Em caso depois de um dia de trabalho, de noite, após ter jantado, eu não resisti. Foi mais forte do que eu. Eu peguei o carro e dirigi até a padaria mais próxima. A essa hora o chocolate já era necessidade, eu realmente precisava de uma boa dose. E por milagre, pela primeira vez no dia, eu encontrei o tão sonhado chocolate, ele estava lá, como esperando por mim. Tirar a embalagem foi como tirar a roupa de uma bela mulher, a preliminar de um momento onde eu desfrutaria do prazer do doce que me foi privado durante todo o dia. Comer toda aquela barra foi como ter um pequeno orgasmo, um orgasminho por assim dizer (orgasminho? Acho que essa foi a palavra mais feia que já usei na vida).
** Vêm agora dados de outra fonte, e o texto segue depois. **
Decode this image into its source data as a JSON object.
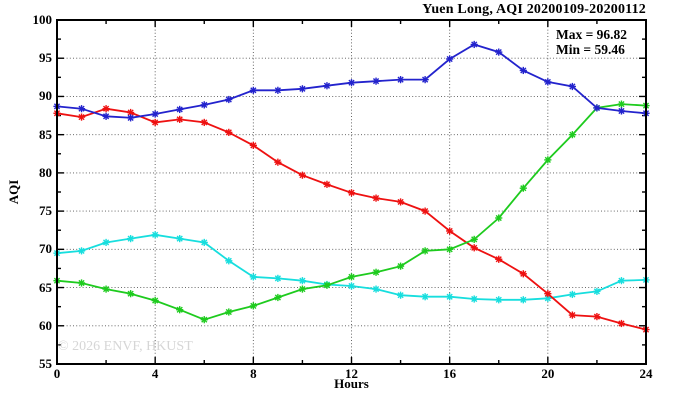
{
  "watermark": "© 2026 ENVF, HKUST",
  "chart_data": {
    "type": "line",
    "title": "Yuen Long, AQI 20200109-20200112",
    "xlabel": "Hours",
    "ylabel": "AQI",
    "xlim": [
      0,
      24
    ],
    "ylim": [
      55,
      100
    ],
    "x_ticks": [
      0,
      4,
      8,
      12,
      16,
      20,
      24
    ],
    "x_minor_step": 2,
    "y_ticks": [
      55,
      60,
      65,
      70,
      75,
      80,
      85,
      90,
      95,
      100
    ],
    "y_minor_step": 2.5,
    "grid": true,
    "legend": "none",
    "marker": "asterisk",
    "annotations": [
      "Max = 96.82",
      "Min = 59.46"
    ],
    "max_value": 96.82,
    "min_value": 59.46,
    "x": [
      0,
      1,
      2,
      3,
      4,
      5,
      6,
      7,
      8,
      9,
      10,
      11,
      12,
      13,
      14,
      15,
      16,
      17,
      18,
      19,
      20,
      21,
      22,
      23,
      24
    ],
    "series": [
      {
        "name": "cyan",
        "color": "#17dede",
        "values": [
          69.5,
          69.8,
          70.9,
          71.4,
          71.9,
          71.4,
          70.9,
          68.5,
          66.4,
          66.2,
          65.9,
          65.4,
          65.2,
          64.8,
          64.0,
          63.8,
          63.8,
          63.5,
          63.4,
          63.4,
          63.6,
          64.1,
          64.5,
          65.9,
          66.0
        ]
      },
      {
        "name": "red",
        "color": "#ee1111",
        "values": [
          87.8,
          87.3,
          88.4,
          87.9,
          86.6,
          87.0,
          86.6,
          85.3,
          83.6,
          81.4,
          79.7,
          78.5,
          77.4,
          76.7,
          76.2,
          75.0,
          72.4,
          70.2,
          68.7,
          66.8,
          64.2,
          61.4,
          61.2,
          60.3,
          59.5
        ]
      },
      {
        "name": "green",
        "color": "#1ecb1e",
        "values": [
          65.9,
          65.6,
          64.8,
          64.2,
          63.3,
          62.1,
          60.8,
          61.8,
          62.6,
          63.7,
          64.8,
          65.3,
          66.4,
          67.0,
          67.8,
          69.8,
          70.0,
          71.3,
          74.1,
          78.0,
          81.7,
          85.0,
          88.5,
          89.0,
          88.8
        ]
      },
      {
        "name": "blue",
        "color": "#2323cd",
        "values": [
          88.7,
          88.4,
          87.4,
          87.2,
          87.7,
          88.3,
          88.9,
          89.6,
          90.8,
          90.8,
          91.0,
          91.4,
          91.8,
          92.0,
          92.2,
          92.2,
          94.9,
          96.8,
          95.8,
          93.4,
          91.9,
          91.3,
          88.5,
          88.1,
          87.8
        ]
      }
    ]
  }
}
E naquele momento, pós-chocolate, ainda meio ofegante, com uma enorme vontade de fumar um cigarro, comecei a pensar comigo mesmo algumas coisas:
A primeira coisa que lembrei foi que uma vez eu admiti num grupo de amigos que eu sou viciado em chocolate. Eu realmente não consigo passar mais do que uma semana sem comer esse maldito derivado de cacau, acho que é por isso que me dá tantas sensações bizarras. A outra coisa que lembrei foi o que um amigo meu me falou após essa confissão. Ele me disse: “Thiago, mulheres é que são viciadas em chocolate. Homens não gostam de doces. Se você gosta de chocolate e é viciado assim, então você é uma mulher”, e pensando nisso eu fiquei imaginando que eu realmente devo ser mulher, afinal se esse meu amigo estiver certo, eu prefiro ser taxado de mulher do que ser privado de chocolate...
Mas esse último pensamento me trouxe a outro. Eu gosto muito de mulheres, adoro mulheres, acho mulheres lindas, e sou apaixonado por todas elas, e se eu posso ser considerada uma “mulher” e se eu gosto tanto assim de mulheres, bem, eu obviamente devo ser lésbica... Oh, eu sou lésbica! É uma estranha descoberta, não quero nem imaginar como minha família pode reagir a isso. E no fim desses pensamento resolvi tomar uma decisão, vou procurar uma associação de lésbicas e ver se elas me aceitam, afinal, eu acabei de sair do armário.